Implicit memory is an evolved survival mechanism of the brain. Understanding implicit memory allows one to reframe a rush of feeling one recognizes as a brain response outside of one’s conscious cogitative control. The brain’s fast-acting revival of a feeling informs one about one’s past response to a similar stimulus, and can be protective; however, it most often clouds the perception of now. The understanding that these feelings are protective in inception, and not necessarily pertinent in the present, allows a person to recognize they are not applicable to now.

Understanding implicit memory helps one recognize that one’s interpretation of the motive and meaning of this now feeling might lie in the past and not in the present. This now feeling may have a very different motive from those in his past in spite of the similarity of action. The significance is that there is a more here-and-now chance of really understanding what is happening. One is freed from the past interpretation and is now able to give the stimulus and oneself a fair assessment. This phenomenon is often called conscious awareness.

To understand the importance of implicit learning and memory one needs to understand explicit memory. Explicit memory is the memory we all know. Explicit memory produces images in the cortex. When we see these pictures of past events we know we are remembering. The explicit memory relies on the hippocampus (mid brain) and is not mature until eighteen to thirty-six months of age.

Implicit memory, operating from birth, is a remembering of feelings and procedures. Implicit memories are familiar, yet not experienced as memory, only feelings. While implicit memories are stimulated by something in the present, they are old feelings that are being revived. Often one thinks an object or person in the present has caused the feeling. This phenomenon is called transference. The fact that the present is being given meaning through past experience is completely missed.

Implicit memories sometimes accompany an explicit memory but often arrive without any explicit memory. One may remember the feeling of swinging high in the air, but might not remember any time one did it. Implicit memory does not produce “pictures” or representations in the mind. It is generated deep in the brain stem with the instinctual emotional circuits. Emotions and movement, like all implicit memories, cannot be visualized. One cannot see RAGE or PANIC or internalized movement.
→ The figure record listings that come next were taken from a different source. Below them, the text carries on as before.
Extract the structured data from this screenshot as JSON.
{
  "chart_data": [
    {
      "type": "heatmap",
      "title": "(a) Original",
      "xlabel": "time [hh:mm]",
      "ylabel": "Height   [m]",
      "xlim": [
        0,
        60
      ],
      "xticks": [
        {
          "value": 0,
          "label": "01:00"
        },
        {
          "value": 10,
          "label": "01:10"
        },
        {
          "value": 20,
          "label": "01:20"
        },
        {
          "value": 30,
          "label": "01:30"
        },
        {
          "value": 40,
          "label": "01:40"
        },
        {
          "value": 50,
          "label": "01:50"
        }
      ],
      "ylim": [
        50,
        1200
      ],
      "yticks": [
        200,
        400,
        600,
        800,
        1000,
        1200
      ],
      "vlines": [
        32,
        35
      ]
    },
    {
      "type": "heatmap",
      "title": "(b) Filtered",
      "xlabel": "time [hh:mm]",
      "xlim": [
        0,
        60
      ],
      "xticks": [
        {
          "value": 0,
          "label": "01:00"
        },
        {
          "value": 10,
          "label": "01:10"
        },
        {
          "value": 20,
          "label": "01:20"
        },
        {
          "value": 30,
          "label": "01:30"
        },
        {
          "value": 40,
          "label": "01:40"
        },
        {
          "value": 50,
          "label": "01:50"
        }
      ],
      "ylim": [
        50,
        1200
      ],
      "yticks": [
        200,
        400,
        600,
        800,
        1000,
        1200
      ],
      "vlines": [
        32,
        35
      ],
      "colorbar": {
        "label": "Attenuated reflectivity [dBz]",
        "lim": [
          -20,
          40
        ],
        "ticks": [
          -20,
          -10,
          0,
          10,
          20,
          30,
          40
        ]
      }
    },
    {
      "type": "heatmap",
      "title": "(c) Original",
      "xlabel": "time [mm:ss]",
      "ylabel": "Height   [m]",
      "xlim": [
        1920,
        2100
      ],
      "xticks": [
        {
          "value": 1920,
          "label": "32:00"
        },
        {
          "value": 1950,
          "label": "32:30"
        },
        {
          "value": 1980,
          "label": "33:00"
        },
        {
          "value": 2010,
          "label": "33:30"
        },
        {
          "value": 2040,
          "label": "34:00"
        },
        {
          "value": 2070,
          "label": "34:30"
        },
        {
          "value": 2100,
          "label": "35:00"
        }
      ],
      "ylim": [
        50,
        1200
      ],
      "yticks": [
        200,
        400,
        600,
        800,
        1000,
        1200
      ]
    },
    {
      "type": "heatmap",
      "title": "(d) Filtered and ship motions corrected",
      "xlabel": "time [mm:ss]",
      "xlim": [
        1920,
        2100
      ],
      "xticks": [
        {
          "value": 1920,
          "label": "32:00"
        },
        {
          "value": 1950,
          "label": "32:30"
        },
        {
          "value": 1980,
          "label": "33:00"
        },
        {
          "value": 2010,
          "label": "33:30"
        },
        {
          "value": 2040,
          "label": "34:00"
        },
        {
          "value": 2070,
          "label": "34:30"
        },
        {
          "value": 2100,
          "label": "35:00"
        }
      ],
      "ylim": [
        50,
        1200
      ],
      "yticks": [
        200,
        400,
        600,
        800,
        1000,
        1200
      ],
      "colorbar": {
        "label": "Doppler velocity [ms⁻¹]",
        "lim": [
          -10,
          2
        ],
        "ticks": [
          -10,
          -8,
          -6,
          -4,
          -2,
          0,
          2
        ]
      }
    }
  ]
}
We can paint our FEAR, compose music to express the feeling of joyful PLAY. Others recognize the symbols because they can comprehend cross-modality. But, I repeat, we cannot visualize feelings per se.

I have learned that people will forget what you said - forget what you did
But [they] will never forget how you made them feel.

— Maya Angelu

We must presume that rather than the psychical trauma — or more precisely the memory of the trauma — acts like a foreign body which long after its entry must continue to be regarded as an agent that is still at work.